Die Angst vor ähnlichen Verhältnissen saß daher längst vor den Anschlägen in vielen Köpfen. Laut UNHCR sind derzeit 110.00 Menschen innerhalb des Landes auf der Flucht, Tausende sind bereits in der Türkei und im Libanon angekommen. Die Fixierung auf „den“ Terror und die Definition, dieser habe mit den Anschlägen in Damaskus die Oberhand gewonnen und nicht etwa mit der dauerhaften Bombardierung von Wohnvierteln in Homs und Hama, ist eine typisch westliche Sicht – geprägt im Windschatten von 9/11.

Natürlich ist die Lage unübersichtlich und die Freund-Feind-Unterscheidung prekär, nicht nur für die geschützten Beobachter im Ausland, sondern vor allem für die SyrerInnen in Syrien. Doch warum entscheiden Mutz und viele andere aus der Friedensbewegung sich so leichthändig für die Komplexitätsreduzierung zugunsten des Machthabers? Diese Parteinahme ist falsch.

Öffentlichkeit zu wenig informiert

Denn es ist nicht die Aufgabe der Friedensbewegung, Diktatoren zu stützen, das tut die internationale Gemeinschaft schon zur Genüge. Die Aufgabe ist vielmehr, eine Öffentlichkeit zu erzeugen, die sich mit dem zivilen Widerstand beschäftigt, die über Wissen um die Situation vor Ort verfügt und sich dann gegebenenfalls solidarisiert. Die kritische Öffentlichkeit steht in der Verantwortung, zumindest dazu beitragen, die Verhandlungspartner unter Legitimationsdruck in Sachen Menschenrechte und Menschenwürde zu setzen.
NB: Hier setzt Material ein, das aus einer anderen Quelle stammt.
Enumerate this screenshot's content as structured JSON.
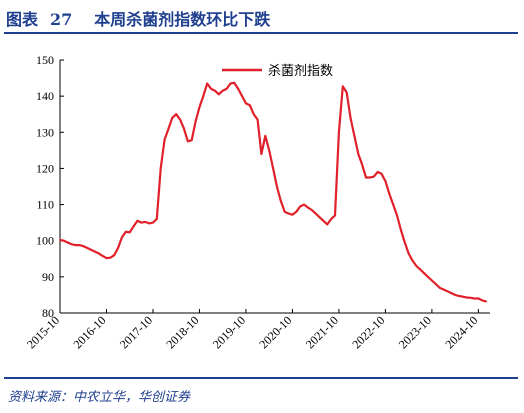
{
  "figure": {
    "label": "图表",
    "number": "27",
    "title": "本周杀菌剂指数环比下跌",
    "source": "资料来源：中农立华，华创证券"
  },
  "colors": {
    "accent": "#1f3f8f",
    "series": "#e0202a",
    "axis": "#000000"
  },
  "chart_data": {
    "type": "line",
    "xlabel": "",
    "ylabel": "",
    "ylim": [
      80,
      150
    ],
    "xlim": [
      "2015-10",
      "2025-01"
    ],
    "grid": false,
    "legend_position": "top-center",
    "yticks": [
      "80",
      "90",
      "100",
      "110",
      "120",
      "130",
      "140",
      "150"
    ],
    "xticks": [
      "2015-10",
      "2016-10",
      "2017-10",
      "2018-10",
      "2019-10",
      "2020-10",
      "2021-10",
      "2022-10",
      "2023-10",
      "2024-10"
    ],
    "series": [
      {
        "name": "杀菌剂指数",
        "x": [
          "2015-10",
          "2015-11",
          "2015-12",
          "2016-01",
          "2016-02",
          "2016-03",
          "2016-04",
          "2016-05",
          "2016-06",
          "2016-07",
          "2016-08",
          "2016-09",
          "2016-10",
          "2016-11",
          "2016-12",
          "2017-01",
          "2017-02",
          "2017-03",
          "2017-04",
          "2017-05",
          "2017-06",
          "2017-07",
          "2017-08",
          "2017-09",
          "2017-10",
          "2017-11",
          "2017-12",
          "2018-01",
          "2018-02",
          "2018-03",
          "2018-04",
          "2018-05",
          "2018-06",
          "2018-07",
          "2018-08",
          "2018-09",
          "2018-10",
          "2018-11",
          "2018-12",
          "2019-01",
          "2019-02",
          "2019-03",
          "2019-04",
          "2019-05",
          "2019-06",
          "2019-07",
          "2019-08",
          "2019-09",
          "2019-10",
          "2019-11",
          "2019-12",
          "2020-01",
          "2020-02",
          "2020-03",
          "2020-04",
          "2020-05",
          "2020-06",
          "2020-07",
          "2020-08",
          "2020-09",
          "2020-10",
          "2020-11",
          "2020-12",
          "2021-01",
          "2021-02",
          "2021-03",
          "2021-04",
          "2021-05",
          "2021-06",
          "2021-07",
          "2021-08",
          "2021-09",
          "2021-10",
          "2021-11",
          "2021-12",
          "2022-01",
          "2022-02",
          "2022-03",
          "2022-04",
          "2022-05",
          "2022-06",
          "2022-07",
          "2022-08",
          "2022-09",
          "2022-10",
          "2022-11",
          "2022-12",
          "2023-01",
          "2023-02",
          "2023-03",
          "2023-04",
          "2023-05",
          "2023-06",
          "2023-07",
          "2023-08",
          "2023-09",
          "2023-10",
          "2023-11",
          "2023-12",
          "2024-01",
          "2024-02",
          "2024-03",
          "2024-04",
          "2024-05",
          "2024-06",
          "2024-07",
          "2024-08",
          "2024-09",
          "2024-10",
          "2024-11",
          "2024-12"
        ],
        "values": [
          100.2,
          100,
          99.5,
          99,
          98.8,
          98.8,
          98.5,
          98,
          97.5,
          97,
          96.5,
          95.8,
          95.2,
          95.3,
          96,
          98,
          101,
          102.5,
          102.3,
          104,
          105.5,
          105,
          105.2,
          104.8,
          105,
          106,
          120,
          128,
          131,
          134,
          135,
          133.5,
          131,
          127.5,
          127.8,
          133,
          137,
          140,
          143.5,
          142,
          141.5,
          140.5,
          141.5,
          142,
          143.5,
          143.7,
          142,
          140,
          138,
          137.5,
          135,
          133.5,
          124,
          129,
          125,
          120,
          115,
          111,
          108,
          107.5,
          107.2,
          108,
          109.5,
          110,
          109.2,
          108.5,
          107.5,
          106.5,
          105.5,
          104.5,
          106,
          107,
          130,
          142.7,
          141,
          134,
          129,
          124,
          121,
          117.5,
          117.5,
          117.7,
          119,
          118.5,
          116.5,
          113,
          110,
          107,
          103,
          99.5,
          96.5,
          94.5,
          93,
          92,
          91,
          90,
          89,
          88,
          87,
          86.5,
          86,
          85.5,
          85,
          84.7,
          84.5,
          84.3,
          84.2,
          84,
          84,
          83.5,
          83.2
        ]
      }
    ]
  }
}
In der internationalen Öffentlichkeit aber spielt etwa der Umstand, dass nach einem Jahr der Kämpfe weder das Rote Kreuz noch der Rote Halbmond Verletzte behandeln können, noch immer kaum eine Rolle. Auch dieses Versäumnis hängt mit der mangelnden Solidarisierung zusammen. Warum sollte man sich dafür einsetzen, dass internationale Helfer ihre Gesundheit für Terroristen riskieren?

Ohne Russland geht gar nichts

Mit Solidarität für die Aktivisten in Syrien ist es natürlich nicht getan. Die geopolitische Ebene darf darüber nicht aus dem Blick fallen. Mutz hat Recht, dass die UN Russland dazu bewegen muss, ihre Schutzmachtposition aufzugeben. Das wird nur passieren, wenn es einen Ausgleich für die Aufkündigung der Allianz mit Syrien erhält. Schließlich laufen die Waffengeschäfte mit Assad gut, und auch der Zugang zum geopolitisch wichtigen Hafen Latikia ist garantiert.

Doch statt russische Interessen bestmöglich zu integrieren, zeichnet sich ein ganz anderer Trend ab. In der Süddeutschen Zeitung stellte der Vorsitzende der Münchner Sicherheitskonferenz, Wolfgang Ischinger, jüngst gar eine Rückkehr zu Verhältnissen des Kalten Kriegs fest. Die Marginalisierung von Russland bei den Nato-Verhandlungen um den Raketenschirm sei katastrophal und zwar für die Sicherheitslage insgesamt.

Bleibt hinzuzufügen: Ohne die Einwilligung von Russland und ohne die internationale Solidarität mit dem zivilen Widerstand hat das demokratiewillige Syrien wenig Zukunft. Das ist zwar paradox, aber zum Spagat zwischen Mikro- und Makroebene gibt es nun mal keine kluge Alternative.

 

Seit Anfang 2011 währt der Konflikt in Syrien. Bis zum Frühjahr 2014 sind aktuellen Schätzungen zufolge etwa 150.000 Menschen gestorben, 9 Millionen Syrer sind auf der Flucht.